For instance, in one model, a random walk was added on to the basic reproduction rate in order to dynamically explain transmission trends by attributing them to factors that were not included in the study. Such a random walk factor would shrink, becoming smaller and more uniform once seasonality is included in the reproduction rate estimates.
Thus, the mean square displacement (MSD) of the random walk is 0.131 log and 0.072 log when applied to the non-seasonal and seasonal estimate, respectively. This means that quite a bit of the residual variation is attributable to the seasonality in both cases.
These estimates remain robust when the reduction in transmission on any given peak seasonality day in December or January is calculated, with less than 5% difference between peak or trough estimates.

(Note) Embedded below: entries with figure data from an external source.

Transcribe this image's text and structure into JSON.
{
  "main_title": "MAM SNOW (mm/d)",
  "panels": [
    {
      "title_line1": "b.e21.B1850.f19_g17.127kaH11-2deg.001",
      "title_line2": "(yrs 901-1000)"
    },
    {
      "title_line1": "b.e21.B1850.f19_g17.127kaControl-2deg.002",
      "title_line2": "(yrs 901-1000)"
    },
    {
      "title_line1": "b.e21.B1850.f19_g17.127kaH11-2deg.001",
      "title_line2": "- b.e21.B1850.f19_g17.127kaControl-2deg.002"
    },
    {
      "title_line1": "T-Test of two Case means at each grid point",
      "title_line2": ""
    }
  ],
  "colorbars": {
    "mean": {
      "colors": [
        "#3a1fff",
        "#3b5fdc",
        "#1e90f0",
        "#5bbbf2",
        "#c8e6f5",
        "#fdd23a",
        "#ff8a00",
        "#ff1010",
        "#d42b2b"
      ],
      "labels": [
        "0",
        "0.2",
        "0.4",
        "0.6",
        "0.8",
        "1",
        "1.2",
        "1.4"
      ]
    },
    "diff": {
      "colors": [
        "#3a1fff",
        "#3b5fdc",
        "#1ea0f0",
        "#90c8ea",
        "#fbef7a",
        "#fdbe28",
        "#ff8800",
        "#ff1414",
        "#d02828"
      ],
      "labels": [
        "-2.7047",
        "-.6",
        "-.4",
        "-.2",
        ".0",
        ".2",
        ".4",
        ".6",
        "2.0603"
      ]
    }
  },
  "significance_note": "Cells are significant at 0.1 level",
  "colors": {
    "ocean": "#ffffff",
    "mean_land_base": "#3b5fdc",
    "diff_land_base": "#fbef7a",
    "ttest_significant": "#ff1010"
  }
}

What are the implications?
The results of this study indicate that the peak transmission rates of SARS-CoV-2 in summer is about 42% lower, relative to the winter peak, attributable solely to seasonality.
The findings correlate with earlier assumptions of 10% to 40% declines in the rate of transmission of this virus from winter to summer peaks. Resurgences may happen in colder regions in summer as well as in winter, however, as well as in warmer countries, with the Rt remaining above 1.
It is also important to remember that latitude changes a whole array of population-based factors, sociocultural and epidemiological attributes, and thus the transmission dynamics.
Closer attention must be paid to separate aspects of seasonality, especially weather and climatic conditions vs. behavioral changes, the latter being very unique during 2020 and unlikely to operate again in the near future.
Yet, the single estimate of seasonality magnitude may be enough to provide a picture of what happens over time, and to strategize accordingly, even without adequate knowledge of each separate factor. Its ability to provide a more dependable idea of what may be expected in terms of transmission is likely to be important in achieving more accurate models, especially when accounting for the effects of NPIs.
Considering that school holidays are responsible for a large part of seasonal variations in other respiratory viral diseases, the fact that they are included only as NPIs in this model underlines the importance of the observed seasonality of SARS-CoV-2. Since population immunity was being built over the first year of the pandemic, it seems that “going forward, the long-term seasonality of SARS-CoV-2 will depend in part on developments in population immunity as well as on the emergence of variants.”
In short, seasonality may help understand the reduction in COVID-19 transmission in summer apart from population-level immunity, thus promoting proper preparation for a fall or winter surge. Secondly, knowing the limits of the role played by weather and climate factors will help prevent over-dependence on seasonal variation and encourage NPI strategies to contain viral spread.
medRxiv publishes preliminary scientific reports that are not peer-reviewed and, therefore, should not be regarded as conclusive, guide clinical practice/health-related behavior, or treated as established information.